Peroxisome proliferator activated receptor-γ (PPARγ) represses thyroid hormone signaling in growth plate chondrocytes

Peroxisome proliferator activated receptors (PPARs) are DNA-binding nuclear hormone receptors that are upregulated in response to high fat diets. PPARs are structurally related to the type II nuclear receptors, including the thyroid hormone receptors (TRs). To investigate if PPARs modulate TR-mediated terminal differentiation of growth plate chondrocytes, primary cultures of epiphyseal chondrocytes transiently transfected with TRα and PPARγ expression vectors were treated with the PPAR ligands ciglitazone or troglitazone. Forced overexpression of PPARγ decreased TRα1-mediated transcriptional activity and suppressed T3-induced increases in alkaline phosphatase activity and type X collagen expression. Similar effects were observed when the cells were treated with the PPARγ activator ciglitazone or troglitazone. Overexpression of retinoid X receptor-α (RXRα) partially restored not only the inhibition of transcriptional activation by PPARγ but also T3-induced hypertrophic differentiation.
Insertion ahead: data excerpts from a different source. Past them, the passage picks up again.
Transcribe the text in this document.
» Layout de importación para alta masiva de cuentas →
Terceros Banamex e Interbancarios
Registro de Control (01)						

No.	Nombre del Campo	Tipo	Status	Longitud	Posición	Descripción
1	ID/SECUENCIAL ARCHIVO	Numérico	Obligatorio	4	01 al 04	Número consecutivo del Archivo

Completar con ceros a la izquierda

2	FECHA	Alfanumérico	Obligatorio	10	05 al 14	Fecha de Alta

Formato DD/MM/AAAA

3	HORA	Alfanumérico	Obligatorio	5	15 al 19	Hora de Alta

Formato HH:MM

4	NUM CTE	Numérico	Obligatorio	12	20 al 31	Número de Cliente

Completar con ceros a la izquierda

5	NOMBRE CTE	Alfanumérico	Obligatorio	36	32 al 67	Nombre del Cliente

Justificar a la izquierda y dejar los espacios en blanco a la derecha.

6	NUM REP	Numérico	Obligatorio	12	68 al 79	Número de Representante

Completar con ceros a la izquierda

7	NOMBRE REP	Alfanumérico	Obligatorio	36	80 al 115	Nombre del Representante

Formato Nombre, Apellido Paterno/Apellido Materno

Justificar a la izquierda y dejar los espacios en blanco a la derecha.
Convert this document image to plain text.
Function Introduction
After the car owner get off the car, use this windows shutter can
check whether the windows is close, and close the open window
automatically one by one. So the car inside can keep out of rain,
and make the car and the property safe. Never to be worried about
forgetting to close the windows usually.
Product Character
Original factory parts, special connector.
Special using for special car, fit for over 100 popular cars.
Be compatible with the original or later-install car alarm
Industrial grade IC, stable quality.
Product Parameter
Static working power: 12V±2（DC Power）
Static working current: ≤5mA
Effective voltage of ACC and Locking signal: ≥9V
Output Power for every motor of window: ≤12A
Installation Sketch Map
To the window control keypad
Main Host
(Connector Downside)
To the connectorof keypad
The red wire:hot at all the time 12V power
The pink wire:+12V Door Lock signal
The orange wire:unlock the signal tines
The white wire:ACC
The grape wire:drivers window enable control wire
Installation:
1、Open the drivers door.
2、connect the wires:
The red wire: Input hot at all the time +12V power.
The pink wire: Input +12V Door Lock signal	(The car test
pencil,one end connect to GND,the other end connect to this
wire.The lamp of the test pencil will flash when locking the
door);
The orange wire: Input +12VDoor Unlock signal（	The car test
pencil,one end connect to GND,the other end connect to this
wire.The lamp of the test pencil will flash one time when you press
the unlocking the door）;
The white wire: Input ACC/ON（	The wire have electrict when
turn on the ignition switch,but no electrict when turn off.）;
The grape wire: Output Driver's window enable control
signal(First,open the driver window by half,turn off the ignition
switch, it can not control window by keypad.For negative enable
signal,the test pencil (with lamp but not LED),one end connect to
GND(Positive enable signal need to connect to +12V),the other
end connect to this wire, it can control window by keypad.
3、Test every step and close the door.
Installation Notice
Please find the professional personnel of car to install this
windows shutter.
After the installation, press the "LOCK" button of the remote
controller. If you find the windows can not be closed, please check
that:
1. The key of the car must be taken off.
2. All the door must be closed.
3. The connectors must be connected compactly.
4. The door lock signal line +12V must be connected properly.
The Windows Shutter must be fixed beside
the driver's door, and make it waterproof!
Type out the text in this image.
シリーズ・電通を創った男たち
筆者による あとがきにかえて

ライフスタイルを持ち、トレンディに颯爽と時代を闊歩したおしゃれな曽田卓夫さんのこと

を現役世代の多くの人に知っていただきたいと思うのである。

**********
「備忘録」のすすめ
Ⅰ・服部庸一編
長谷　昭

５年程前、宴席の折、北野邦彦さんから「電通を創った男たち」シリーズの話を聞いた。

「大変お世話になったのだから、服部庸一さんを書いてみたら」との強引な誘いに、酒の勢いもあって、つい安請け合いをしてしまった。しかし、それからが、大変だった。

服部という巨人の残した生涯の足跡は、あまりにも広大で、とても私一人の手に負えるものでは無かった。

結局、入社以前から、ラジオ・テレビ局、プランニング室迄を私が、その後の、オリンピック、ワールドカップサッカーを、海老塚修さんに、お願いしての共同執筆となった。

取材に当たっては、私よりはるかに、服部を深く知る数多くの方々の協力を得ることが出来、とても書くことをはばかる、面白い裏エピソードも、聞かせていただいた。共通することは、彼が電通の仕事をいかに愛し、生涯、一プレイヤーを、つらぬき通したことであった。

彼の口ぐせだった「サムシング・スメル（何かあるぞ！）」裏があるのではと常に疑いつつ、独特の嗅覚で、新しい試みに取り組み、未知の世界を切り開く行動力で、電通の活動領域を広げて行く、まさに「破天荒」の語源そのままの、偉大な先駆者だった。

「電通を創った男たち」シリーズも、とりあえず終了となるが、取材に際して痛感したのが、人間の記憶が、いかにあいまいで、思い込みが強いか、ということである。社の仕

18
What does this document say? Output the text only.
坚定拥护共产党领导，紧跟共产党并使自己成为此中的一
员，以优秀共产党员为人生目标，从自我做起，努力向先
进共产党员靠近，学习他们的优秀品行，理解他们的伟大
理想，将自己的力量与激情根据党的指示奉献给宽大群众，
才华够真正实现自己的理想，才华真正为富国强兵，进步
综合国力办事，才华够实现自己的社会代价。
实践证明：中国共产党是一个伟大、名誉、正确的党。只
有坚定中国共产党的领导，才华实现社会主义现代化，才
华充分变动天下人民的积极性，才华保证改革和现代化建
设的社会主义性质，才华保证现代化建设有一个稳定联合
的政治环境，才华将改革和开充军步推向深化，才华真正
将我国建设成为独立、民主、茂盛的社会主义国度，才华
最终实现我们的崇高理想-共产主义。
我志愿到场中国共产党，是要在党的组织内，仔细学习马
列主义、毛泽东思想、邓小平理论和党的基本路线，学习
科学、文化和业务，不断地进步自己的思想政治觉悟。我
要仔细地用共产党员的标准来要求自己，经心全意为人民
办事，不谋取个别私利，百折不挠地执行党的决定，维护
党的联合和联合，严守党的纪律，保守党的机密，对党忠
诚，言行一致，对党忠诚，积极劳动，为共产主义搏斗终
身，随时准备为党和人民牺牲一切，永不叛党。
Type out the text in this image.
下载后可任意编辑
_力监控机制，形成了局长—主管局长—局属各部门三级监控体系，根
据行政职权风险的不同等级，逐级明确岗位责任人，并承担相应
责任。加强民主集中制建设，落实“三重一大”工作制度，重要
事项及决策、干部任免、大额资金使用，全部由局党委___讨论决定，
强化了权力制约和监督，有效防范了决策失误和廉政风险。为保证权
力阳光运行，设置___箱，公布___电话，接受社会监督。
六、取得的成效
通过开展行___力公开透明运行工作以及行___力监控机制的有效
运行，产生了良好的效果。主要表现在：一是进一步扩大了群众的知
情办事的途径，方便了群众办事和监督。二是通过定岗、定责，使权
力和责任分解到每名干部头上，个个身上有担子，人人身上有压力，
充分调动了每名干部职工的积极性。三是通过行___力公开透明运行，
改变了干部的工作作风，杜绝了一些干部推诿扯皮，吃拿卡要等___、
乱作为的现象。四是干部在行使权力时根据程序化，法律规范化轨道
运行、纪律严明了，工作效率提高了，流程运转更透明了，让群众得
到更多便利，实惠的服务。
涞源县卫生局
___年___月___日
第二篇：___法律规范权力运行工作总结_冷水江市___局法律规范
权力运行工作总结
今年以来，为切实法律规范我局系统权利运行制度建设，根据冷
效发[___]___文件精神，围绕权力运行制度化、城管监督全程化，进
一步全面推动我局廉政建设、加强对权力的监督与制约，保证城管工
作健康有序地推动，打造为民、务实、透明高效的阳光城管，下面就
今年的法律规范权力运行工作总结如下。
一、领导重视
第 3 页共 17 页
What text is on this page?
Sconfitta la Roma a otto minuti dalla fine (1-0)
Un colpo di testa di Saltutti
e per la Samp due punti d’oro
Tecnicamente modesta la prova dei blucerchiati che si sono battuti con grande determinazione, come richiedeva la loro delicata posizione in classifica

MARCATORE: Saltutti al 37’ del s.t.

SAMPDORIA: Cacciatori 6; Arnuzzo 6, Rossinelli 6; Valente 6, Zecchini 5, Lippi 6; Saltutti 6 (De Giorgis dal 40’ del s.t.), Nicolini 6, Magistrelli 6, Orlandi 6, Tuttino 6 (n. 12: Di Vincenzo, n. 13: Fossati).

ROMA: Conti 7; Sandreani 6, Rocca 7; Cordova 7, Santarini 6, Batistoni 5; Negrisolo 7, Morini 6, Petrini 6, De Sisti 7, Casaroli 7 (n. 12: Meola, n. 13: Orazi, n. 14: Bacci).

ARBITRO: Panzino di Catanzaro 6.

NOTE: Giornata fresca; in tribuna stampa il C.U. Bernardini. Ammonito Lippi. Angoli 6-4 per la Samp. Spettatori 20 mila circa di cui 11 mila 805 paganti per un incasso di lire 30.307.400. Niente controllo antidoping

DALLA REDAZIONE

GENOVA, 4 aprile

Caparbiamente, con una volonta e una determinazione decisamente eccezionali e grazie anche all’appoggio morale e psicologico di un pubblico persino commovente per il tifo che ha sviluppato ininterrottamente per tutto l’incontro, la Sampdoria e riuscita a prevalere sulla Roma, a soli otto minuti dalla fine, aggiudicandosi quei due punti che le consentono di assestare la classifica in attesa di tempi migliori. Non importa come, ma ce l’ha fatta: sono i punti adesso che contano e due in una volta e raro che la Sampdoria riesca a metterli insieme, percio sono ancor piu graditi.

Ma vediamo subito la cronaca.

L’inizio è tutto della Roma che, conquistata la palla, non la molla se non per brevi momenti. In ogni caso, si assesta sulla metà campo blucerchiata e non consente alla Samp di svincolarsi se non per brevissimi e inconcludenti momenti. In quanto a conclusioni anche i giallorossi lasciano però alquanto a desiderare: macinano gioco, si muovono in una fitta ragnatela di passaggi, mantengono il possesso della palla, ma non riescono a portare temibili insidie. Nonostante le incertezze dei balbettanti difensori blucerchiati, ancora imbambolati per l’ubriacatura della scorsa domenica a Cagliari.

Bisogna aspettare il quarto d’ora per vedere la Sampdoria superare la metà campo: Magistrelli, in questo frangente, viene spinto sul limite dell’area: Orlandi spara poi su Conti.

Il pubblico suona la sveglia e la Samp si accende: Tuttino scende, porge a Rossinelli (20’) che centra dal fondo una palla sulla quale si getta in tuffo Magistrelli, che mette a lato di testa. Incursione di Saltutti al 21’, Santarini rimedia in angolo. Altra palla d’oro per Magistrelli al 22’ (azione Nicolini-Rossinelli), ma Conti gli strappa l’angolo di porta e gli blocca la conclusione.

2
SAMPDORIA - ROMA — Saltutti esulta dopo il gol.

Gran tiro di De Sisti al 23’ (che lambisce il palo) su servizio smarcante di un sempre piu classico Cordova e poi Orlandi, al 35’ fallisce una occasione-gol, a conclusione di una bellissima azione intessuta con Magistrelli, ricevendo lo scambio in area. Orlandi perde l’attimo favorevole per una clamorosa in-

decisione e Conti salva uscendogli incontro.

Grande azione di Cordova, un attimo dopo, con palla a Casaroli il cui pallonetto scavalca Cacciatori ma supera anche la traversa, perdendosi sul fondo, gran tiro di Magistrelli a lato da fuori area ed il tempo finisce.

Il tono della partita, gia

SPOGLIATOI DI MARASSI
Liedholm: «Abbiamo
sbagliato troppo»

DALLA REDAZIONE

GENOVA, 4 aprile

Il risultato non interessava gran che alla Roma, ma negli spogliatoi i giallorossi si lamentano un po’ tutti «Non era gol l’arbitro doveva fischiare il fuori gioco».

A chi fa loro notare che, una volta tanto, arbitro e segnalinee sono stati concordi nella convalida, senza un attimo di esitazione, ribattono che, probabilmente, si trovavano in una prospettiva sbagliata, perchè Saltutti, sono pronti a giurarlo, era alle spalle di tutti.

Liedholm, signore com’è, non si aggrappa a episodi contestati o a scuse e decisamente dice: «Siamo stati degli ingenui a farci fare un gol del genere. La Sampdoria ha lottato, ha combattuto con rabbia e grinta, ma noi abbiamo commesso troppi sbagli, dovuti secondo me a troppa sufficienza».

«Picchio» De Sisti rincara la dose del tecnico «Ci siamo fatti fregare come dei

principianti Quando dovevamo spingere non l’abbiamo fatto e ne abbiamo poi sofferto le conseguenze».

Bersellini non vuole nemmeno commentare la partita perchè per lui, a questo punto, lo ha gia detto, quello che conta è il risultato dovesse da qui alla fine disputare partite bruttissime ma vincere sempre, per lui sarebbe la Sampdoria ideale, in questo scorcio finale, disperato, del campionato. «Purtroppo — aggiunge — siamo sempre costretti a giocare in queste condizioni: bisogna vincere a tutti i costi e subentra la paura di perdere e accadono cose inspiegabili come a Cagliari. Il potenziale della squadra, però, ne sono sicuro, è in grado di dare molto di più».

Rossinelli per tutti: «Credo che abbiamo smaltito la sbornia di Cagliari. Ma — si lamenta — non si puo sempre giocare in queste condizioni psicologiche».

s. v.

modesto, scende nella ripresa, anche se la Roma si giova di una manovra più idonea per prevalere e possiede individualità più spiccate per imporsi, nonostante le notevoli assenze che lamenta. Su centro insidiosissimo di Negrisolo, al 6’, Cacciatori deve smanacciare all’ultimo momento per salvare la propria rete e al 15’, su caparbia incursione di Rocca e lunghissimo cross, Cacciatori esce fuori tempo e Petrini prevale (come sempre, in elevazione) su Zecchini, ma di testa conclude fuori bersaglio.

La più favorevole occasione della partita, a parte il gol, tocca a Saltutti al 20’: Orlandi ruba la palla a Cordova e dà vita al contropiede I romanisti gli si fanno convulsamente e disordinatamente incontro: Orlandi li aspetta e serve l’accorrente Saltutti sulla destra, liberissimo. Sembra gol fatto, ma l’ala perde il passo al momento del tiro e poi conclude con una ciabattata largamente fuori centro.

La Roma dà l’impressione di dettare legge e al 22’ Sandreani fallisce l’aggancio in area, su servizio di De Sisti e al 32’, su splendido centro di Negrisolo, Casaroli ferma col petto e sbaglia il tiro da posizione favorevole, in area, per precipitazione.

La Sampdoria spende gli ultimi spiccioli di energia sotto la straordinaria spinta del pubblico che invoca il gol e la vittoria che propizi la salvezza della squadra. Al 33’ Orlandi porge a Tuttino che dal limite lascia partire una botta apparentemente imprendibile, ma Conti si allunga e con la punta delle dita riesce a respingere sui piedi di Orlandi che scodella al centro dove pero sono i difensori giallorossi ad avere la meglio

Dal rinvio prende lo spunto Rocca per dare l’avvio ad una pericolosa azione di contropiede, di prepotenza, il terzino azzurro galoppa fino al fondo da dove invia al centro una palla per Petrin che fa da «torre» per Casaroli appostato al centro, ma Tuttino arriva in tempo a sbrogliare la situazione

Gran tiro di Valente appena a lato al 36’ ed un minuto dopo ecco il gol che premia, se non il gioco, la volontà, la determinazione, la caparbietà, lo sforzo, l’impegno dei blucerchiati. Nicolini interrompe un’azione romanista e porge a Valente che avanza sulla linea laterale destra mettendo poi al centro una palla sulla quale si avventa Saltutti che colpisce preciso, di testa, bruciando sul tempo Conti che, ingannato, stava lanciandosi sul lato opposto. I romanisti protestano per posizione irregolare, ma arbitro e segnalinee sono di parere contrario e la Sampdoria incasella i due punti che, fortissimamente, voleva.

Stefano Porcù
These data demonstrate that activation of PPARγ signaling by either addition of PPARγ ligands or overexpression of PPARγ in growth plate chondrocytes inhibits TR-mediated gene transcription and inhibits the biological effects of thyroid hormone on terminal differentiation. The molecular mechanism involved in this inhibition appears to be competition between PPARγ and TRα for limiting amounts of the heterodimeric partner RXR.